What’s particularly horrifying is that Ed Whelan, the mastermind behind this particular wodge of bullshit, actually named someone else as the potential sexual assaulter, a dude named [deleted because on second thought it doesn’t do any good to spread his name around], who currently teaches at a middle school and who is the very definition of a private citizen. This is essentially an open-and-shut defamation case, and I expect [defamed person] is neck-deep in lawyers wanting to represent him, because this is some easy money right here. Ford has flatly said that it wasn’t [defamed person] who attacked her, so this one conspiracy theory which has fallen with a splat.
Over at Talking Points Memo, Josh Marshall makes the point that it’s unlikely that Whelan moved forward without at least some sort of coordination with the Kavanaugh camp, which if it’s true is yet one more reason Kavanaugh shouldn’t be allowed anywhere near the Supreme Court. Someone who would countenance throwing an innocent person under a bus in a (mixed metaphor here) Hail Mary pass attempt to clear his own name is not a moral person, or a good person. In fact, if it’s true, he’s complete shit.
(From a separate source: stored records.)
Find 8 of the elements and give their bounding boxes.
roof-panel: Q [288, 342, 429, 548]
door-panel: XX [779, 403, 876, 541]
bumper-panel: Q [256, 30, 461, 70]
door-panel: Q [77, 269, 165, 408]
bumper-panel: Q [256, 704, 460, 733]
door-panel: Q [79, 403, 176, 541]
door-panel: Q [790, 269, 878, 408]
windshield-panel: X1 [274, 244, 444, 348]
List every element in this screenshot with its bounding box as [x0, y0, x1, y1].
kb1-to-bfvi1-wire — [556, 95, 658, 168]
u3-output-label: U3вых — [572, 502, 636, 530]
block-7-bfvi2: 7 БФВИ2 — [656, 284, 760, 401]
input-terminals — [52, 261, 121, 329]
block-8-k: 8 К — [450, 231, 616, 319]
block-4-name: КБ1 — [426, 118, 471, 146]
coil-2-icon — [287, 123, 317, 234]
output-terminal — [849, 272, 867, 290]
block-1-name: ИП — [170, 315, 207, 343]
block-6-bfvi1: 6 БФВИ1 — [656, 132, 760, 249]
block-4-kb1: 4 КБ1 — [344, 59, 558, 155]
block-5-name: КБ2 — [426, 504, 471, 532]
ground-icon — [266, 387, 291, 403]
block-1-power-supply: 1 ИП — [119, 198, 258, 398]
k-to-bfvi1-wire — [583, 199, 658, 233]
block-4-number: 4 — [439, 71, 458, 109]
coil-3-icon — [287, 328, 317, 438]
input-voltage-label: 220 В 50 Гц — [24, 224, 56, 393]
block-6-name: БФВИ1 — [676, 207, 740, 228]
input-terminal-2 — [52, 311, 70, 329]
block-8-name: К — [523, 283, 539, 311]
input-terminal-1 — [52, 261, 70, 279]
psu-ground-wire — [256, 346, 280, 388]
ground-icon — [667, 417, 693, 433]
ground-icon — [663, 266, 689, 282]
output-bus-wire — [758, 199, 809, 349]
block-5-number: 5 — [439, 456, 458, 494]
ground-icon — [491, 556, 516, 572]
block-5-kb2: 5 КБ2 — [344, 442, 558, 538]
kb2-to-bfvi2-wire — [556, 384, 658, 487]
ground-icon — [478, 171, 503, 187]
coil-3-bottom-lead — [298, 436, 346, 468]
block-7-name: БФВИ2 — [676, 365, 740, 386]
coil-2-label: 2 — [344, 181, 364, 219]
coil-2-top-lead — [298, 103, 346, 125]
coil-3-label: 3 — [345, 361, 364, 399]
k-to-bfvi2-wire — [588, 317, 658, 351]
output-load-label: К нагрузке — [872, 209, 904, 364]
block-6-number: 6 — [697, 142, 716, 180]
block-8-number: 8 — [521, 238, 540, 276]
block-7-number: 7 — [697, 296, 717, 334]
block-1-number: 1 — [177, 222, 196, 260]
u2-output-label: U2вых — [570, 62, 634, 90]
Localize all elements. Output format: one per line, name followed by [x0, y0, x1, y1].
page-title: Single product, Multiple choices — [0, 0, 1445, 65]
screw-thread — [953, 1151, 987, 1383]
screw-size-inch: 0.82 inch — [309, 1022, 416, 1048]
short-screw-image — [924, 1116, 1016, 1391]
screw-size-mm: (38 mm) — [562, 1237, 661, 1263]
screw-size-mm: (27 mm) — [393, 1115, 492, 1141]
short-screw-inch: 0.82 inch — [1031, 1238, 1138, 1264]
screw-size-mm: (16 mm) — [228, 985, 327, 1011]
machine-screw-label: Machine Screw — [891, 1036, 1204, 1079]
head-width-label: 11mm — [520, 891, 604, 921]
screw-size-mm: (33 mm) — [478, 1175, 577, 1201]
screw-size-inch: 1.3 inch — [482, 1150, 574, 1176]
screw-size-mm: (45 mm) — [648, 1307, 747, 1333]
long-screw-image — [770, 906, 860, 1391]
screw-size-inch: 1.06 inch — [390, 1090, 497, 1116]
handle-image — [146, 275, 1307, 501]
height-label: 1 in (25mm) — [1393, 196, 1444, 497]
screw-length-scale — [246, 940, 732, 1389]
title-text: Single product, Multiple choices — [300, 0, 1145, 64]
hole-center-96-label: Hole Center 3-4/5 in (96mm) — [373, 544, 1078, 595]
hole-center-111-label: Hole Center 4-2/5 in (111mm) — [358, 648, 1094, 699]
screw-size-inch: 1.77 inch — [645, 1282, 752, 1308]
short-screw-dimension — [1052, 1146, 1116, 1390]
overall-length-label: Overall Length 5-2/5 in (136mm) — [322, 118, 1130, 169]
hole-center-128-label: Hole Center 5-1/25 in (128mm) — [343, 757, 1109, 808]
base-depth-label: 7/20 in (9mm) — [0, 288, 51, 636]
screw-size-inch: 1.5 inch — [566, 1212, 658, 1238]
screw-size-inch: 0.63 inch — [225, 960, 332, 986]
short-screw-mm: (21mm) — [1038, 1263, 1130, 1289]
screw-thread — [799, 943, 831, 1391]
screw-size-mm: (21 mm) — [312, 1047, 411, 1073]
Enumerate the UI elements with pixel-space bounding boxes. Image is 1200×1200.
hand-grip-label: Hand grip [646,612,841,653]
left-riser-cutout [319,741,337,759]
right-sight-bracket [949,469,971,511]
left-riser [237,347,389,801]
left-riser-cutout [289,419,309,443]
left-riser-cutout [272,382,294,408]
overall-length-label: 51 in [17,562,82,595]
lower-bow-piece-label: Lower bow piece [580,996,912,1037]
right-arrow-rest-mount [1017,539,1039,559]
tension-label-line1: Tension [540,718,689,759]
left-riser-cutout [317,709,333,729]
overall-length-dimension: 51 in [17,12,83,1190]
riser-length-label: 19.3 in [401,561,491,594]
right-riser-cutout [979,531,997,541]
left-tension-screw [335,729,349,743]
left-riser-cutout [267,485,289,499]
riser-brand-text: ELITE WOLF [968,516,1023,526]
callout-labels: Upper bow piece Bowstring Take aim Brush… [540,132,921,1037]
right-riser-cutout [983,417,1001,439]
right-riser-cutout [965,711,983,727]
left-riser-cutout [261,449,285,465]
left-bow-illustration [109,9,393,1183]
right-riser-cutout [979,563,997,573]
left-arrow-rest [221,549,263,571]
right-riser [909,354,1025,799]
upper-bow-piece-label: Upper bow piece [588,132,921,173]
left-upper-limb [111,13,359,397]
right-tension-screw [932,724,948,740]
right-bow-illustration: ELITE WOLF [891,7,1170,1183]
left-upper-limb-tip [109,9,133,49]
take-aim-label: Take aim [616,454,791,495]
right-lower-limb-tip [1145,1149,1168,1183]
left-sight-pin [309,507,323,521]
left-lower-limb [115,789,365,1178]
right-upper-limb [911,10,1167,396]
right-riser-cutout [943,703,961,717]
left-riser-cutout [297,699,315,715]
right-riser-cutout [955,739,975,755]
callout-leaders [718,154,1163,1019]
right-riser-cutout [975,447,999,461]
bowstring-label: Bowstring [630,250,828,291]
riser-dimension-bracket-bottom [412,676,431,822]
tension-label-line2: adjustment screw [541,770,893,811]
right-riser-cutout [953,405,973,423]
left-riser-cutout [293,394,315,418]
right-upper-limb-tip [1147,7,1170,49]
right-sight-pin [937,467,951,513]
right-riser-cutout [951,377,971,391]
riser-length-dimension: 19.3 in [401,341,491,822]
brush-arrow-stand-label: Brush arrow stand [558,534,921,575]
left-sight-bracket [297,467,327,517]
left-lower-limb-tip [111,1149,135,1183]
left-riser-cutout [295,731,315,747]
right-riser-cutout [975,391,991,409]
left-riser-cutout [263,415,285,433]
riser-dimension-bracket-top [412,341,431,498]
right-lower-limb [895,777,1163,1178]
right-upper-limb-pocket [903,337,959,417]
Also, at this point, after last’s night hugely embarrassing Twitter fracas, one has to wonder how there is still any support for Kavanaugh among Senate Republicans, other than sheer myopic cussedness. He’s an astounding liability, someone credibly accused of sexual assault nominated to the bench primarily to overturn Roe v. Wade, and if you don’t think women aren’t already pissed off, just you wait. They would be better off at this point simply telling Kavanaugh to pack it in and then picking someone who could actually stand up to vetting (if they can, who knows with this clown car of an administration). Nearly anyone else would be better at this point. Any one of my cats would be better.
But of course they won’t, because we have stupid people in charge, and a president who can’t ever back down from anything because he’s weak and a bully. So here we are.
Why am I at the airport? I’m off to NYC to do a little business and to see some friends, basically. Also it’s a nice time of year to be in New York. Before anyone asks, I’m not doing any public events, sorry. Just work stuff and a little personal time. Also maybe to go in for a slice, say “You call this pizza?!?!?” and pull out a Chicago deep dish from my backpack and eat it in the shop, never breaking eye contact with the horrified pizza shop employees. Okay, maybe not that last one. I don’t actually have a death wish.
Congratulations to the Cleveland Browns, who last night not only didn’t lose, but actually managed to win a game, their first since Christmas Eve in 2016. The fact that much of Ohio went a little nuts about that one win says a lot about the state of Browns football, and maybe a little about Ohio. Meanwhile the Bengals, 2-0, wonder what the big deal is. Stay cool, Bengals. Stay cool.